Die beiden treffen sich in der Blauen Tulpe, einem Lokal, das immer wieder vorkommt. Hier kommen sie ins Gespräch und damit nimmt die Geschichte ihren Anfang und Lauf. Können sie einer dem anderen helfen?
So wie dieses Lokal, sind Orte zentral in Martin Suters Krimi – noch auffälliger sind die Getränke. Mojitos, edle Rot- und Weissweine, Champagner, Sekt. Gerichte, die eigentlich wenig alltäglich sind.
Die Geschichte entwickelt sich zwar spannend. Man weiss zwar, wie es herauskommen könnte, sollte und wer wie beteiligt ist. Es ändern sich allerdings immer wieder Umstände und es kommt auch dies und das Unerwartete ans Licht, so dass man doch nicht weiss, ob das Erwartete eintritt und auf welche Weise.

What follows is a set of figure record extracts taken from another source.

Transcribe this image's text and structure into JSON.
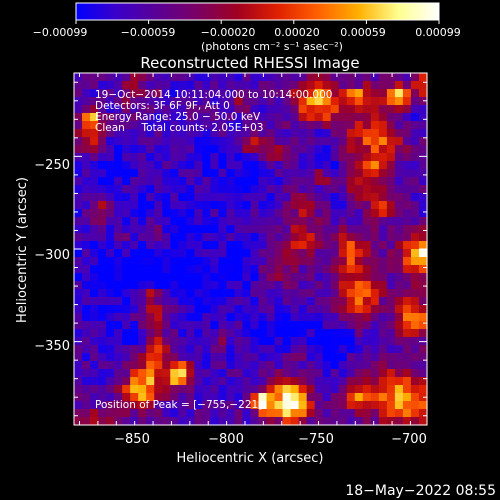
{
  "chart_data": {
    "type": "heatmap",
    "title": "Reconstructed RHESSI Image",
    "xlabel": "Heliocentric X (arcsec)",
    "ylabel": "Heliocentric Y (arcsec)",
    "xlim": [
      -878,
      -686
    ],
    "ylim": [
      -395,
      -205
    ],
    "x_ticks": [
      -850,
      -800,
      -750,
      -700
    ],
    "x_tick_labels": [
      "−850",
      "−800",
      "−750",
      "−700"
    ],
    "y_ticks": [
      -250,
      -300,
      -350
    ],
    "y_tick_labels": [
      "−250",
      "−300",
      "−350"
    ],
    "colorbar": {
      "range": [
        -0.00099,
        0.00099
      ],
      "tick_labels": [
        "−0.00099",
        "−0.00059",
        "−0.00020",
        "0.00020",
        "0.00059",
        "0.00099"
      ],
      "unit": "(photons cm⁻² s⁻¹ asec⁻²)",
      "colormap": [
        "#0000ff",
        "#3a00c8",
        "#5a0096",
        "#7a0064",
        "#a00020",
        "#e02000",
        "#ff6000",
        "#ffb000",
        "#ffff90",
        "#ffffff"
      ]
    },
    "annotations": [
      "19−Oct−2014 10:11:04.000 to 10:14:00.000",
      "Detectors: 3F 6F 9F, Att 0",
      "Energy Range: 25.0 − 50.0 keV",
      "Clean     Total counts: 2.05E+03"
    ],
    "peak_label": "Position of Peak = [−755,−221]",
    "peak": [
      -755,
      -221
    ],
    "grid_size": [
      44,
      44
    ]
  },
  "footer_timestamp": "18−May−2022 08:55"
}
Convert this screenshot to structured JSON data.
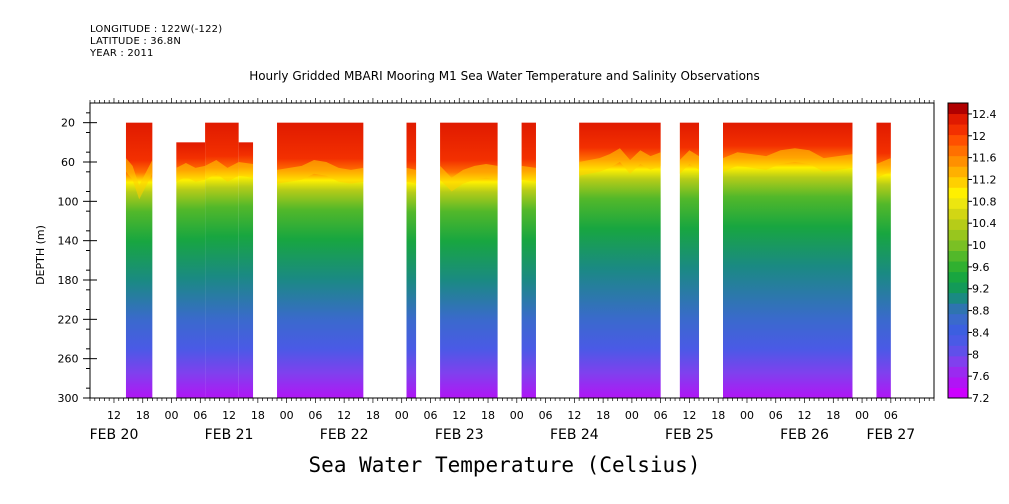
{
  "header": {
    "longitude": "LONGITUDE : 122W(-122)",
    "latitude": "LATITUDE : 36.8N",
    "year": "YEAR : 2011"
  },
  "chart_data": {
    "type": "heatmap",
    "title": "Hourly Gridded MBARI Mooring M1 Sea Water Temperature and Salinity Observations",
    "xlabel": "Sea Water Temperature (Celsius)",
    "ylabel": "DEPTH (m)",
    "x_unit": "hours since FEB 20 00:00",
    "xlim": [
      7,
      183
    ],
    "ylim": [
      0,
      300
    ],
    "y_ticks": [
      20,
      60,
      100,
      140,
      180,
      220,
      260,
      300
    ],
    "x_hour_ticks": [
      {
        "h": 12,
        "label": "12"
      },
      {
        "h": 18,
        "label": "18"
      },
      {
        "h": 24,
        "label": "00"
      },
      {
        "h": 30,
        "label": "06"
      },
      {
        "h": 36,
        "label": "12"
      },
      {
        "h": 42,
        "label": "18"
      },
      {
        "h": 48,
        "label": "00"
      },
      {
        "h": 54,
        "label": "06"
      },
      {
        "h": 60,
        "label": "12"
      },
      {
        "h": 66,
        "label": "18"
      },
      {
        "h": 72,
        "label": "00"
      },
      {
        "h": 78,
        "label": "06"
      },
      {
        "h": 84,
        "label": "12"
      },
      {
        "h": 90,
        "label": "18"
      },
      {
        "h": 96,
        "label": "00"
      },
      {
        "h": 102,
        "label": "06"
      },
      {
        "h": 108,
        "label": "12"
      },
      {
        "h": 114,
        "label": "18"
      },
      {
        "h": 120,
        "label": "00"
      },
      {
        "h": 126,
        "label": "06"
      },
      {
        "h": 132,
        "label": "12"
      },
      {
        "h": 138,
        "label": "18"
      },
      {
        "h": 144,
        "label": "00"
      },
      {
        "h": 150,
        "label": "06"
      },
      {
        "h": 156,
        "label": "12"
      },
      {
        "h": 162,
        "label": "18"
      },
      {
        "h": 168,
        "label": "00"
      },
      {
        "h": 174,
        "label": "06"
      }
    ],
    "day_labels": [
      {
        "h": 12,
        "label": "FEB 20"
      },
      {
        "h": 36,
        "label": "FEB 21"
      },
      {
        "h": 60,
        "label": "FEB 22"
      },
      {
        "h": 84,
        "label": "FEB 23"
      },
      {
        "h": 108,
        "label": "FEB 24"
      },
      {
        "h": 132,
        "label": "FEB 25"
      },
      {
        "h": 156,
        "label": "FEB 26"
      },
      {
        "h": 174,
        "label": "FEB 27"
      }
    ],
    "segments": [
      {
        "start": 14.5,
        "end": 20,
        "top": 20,
        "thermocline": [
          70,
          78,
          98,
          85,
          72
        ]
      },
      {
        "start": 25,
        "end": 31,
        "top": 40,
        "thermocline": [
          80,
          75,
          80,
          78
        ]
      },
      {
        "start": 31,
        "end": 38,
        "top": 20,
        "thermocline": [
          78,
          72,
          80,
          74
        ]
      },
      {
        "start": 38,
        "end": 41,
        "top": 40,
        "thermocline": [
          74,
          76
        ]
      },
      {
        "start": 46,
        "end": 64,
        "top": 20,
        "thermocline": [
          82,
          80,
          78,
          72,
          74,
          80,
          82,
          80
        ]
      },
      {
        "start": 73,
        "end": 75,
        "top": 20,
        "thermocline": [
          80,
          82
        ]
      },
      {
        "start": 80,
        "end": 92,
        "top": 20,
        "thermocline": [
          78,
          90,
          82,
          78,
          76,
          78
        ]
      },
      {
        "start": 97,
        "end": 100,
        "top": 20,
        "thermocline": [
          78,
          80
        ]
      },
      {
        "start": 109,
        "end": 126,
        "top": 20,
        "thermocline": [
          74,
          72,
          70,
          66,
          60,
          72,
          62,
          68,
          64
        ]
      },
      {
        "start": 130,
        "end": 134,
        "top": 20,
        "thermocline": [
          72,
          62,
          68
        ]
      },
      {
        "start": 139,
        "end": 166,
        "top": 20,
        "thermocline": [
          70,
          64,
          66,
          68,
          62,
          60,
          62,
          70,
          68,
          66
        ]
      },
      {
        "start": 171,
        "end": 174,
        "top": 20,
        "thermocline": [
          76,
          70
        ]
      }
    ],
    "colorbar": {
      "levels": [
        7.2,
        7.4,
        7.6,
        7.8,
        8,
        8.2,
        8.4,
        8.6,
        8.8,
        9,
        9.2,
        9.4,
        9.6,
        9.8,
        10,
        10.2,
        10.4,
        10.6,
        10.8,
        11,
        11.2,
        11.4,
        11.6,
        11.8,
        12,
        12.2,
        12.4,
        12.6
      ],
      "labels": [
        "12.4",
        "12",
        "11.6",
        "11.2",
        "10.8",
        "10.4",
        "10",
        "9.6",
        "9.2",
        "8.8",
        "8.4",
        "8",
        "7.6",
        "7.2"
      ],
      "label_values": [
        12.4,
        12,
        11.6,
        11.2,
        10.8,
        10.4,
        10,
        9.6,
        9.2,
        8.8,
        8.4,
        8,
        7.6,
        7.2
      ],
      "colors": [
        "#cc00ff",
        "#b015f5",
        "#9a2af0",
        "#8040ee",
        "#6050ea",
        "#4a5ae6",
        "#3c5fe0",
        "#3a6acc",
        "#2e74b0",
        "#1a8a82",
        "#139a58",
        "#18a640",
        "#30b030",
        "#52b82a",
        "#7ac024",
        "#98c61e",
        "#b6cc18",
        "#d2d614",
        "#ece610",
        "#fff000",
        "#ffd000",
        "#ffb000",
        "#ff9000",
        "#ff7000",
        "#ff5000",
        "#f33000",
        "#e01a00",
        "#b00000"
      ]
    }
  }
}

Ich habe den Krimi nicht ungern gelesen, begeistern kann ich mich nicht. Die Charaktere finde ich oft etwas überzeichnet. Ich hatte den Eindruck, dass bei jeder Gelegenheit getrunken und Drinks, oder auch mal Bier serviert wurde. Eine Gesellschaft, die sich insbesondere durch ihre finanziellen Kapazitäten auszeichnet. Im Gegenzug wird eine Person – die ambulante Pflege – mit Migrationshintergrund aus meiner Sicht abwertend dargestellt: Sie begrüsste ihn mit starkem Balkanakzent. “Vater freuen auf du.” Das hat mich gestört, ich finde es absolut unnötig, dass Suter sie diesen Satz in nicht korrektem Deutsch sprechen lässt.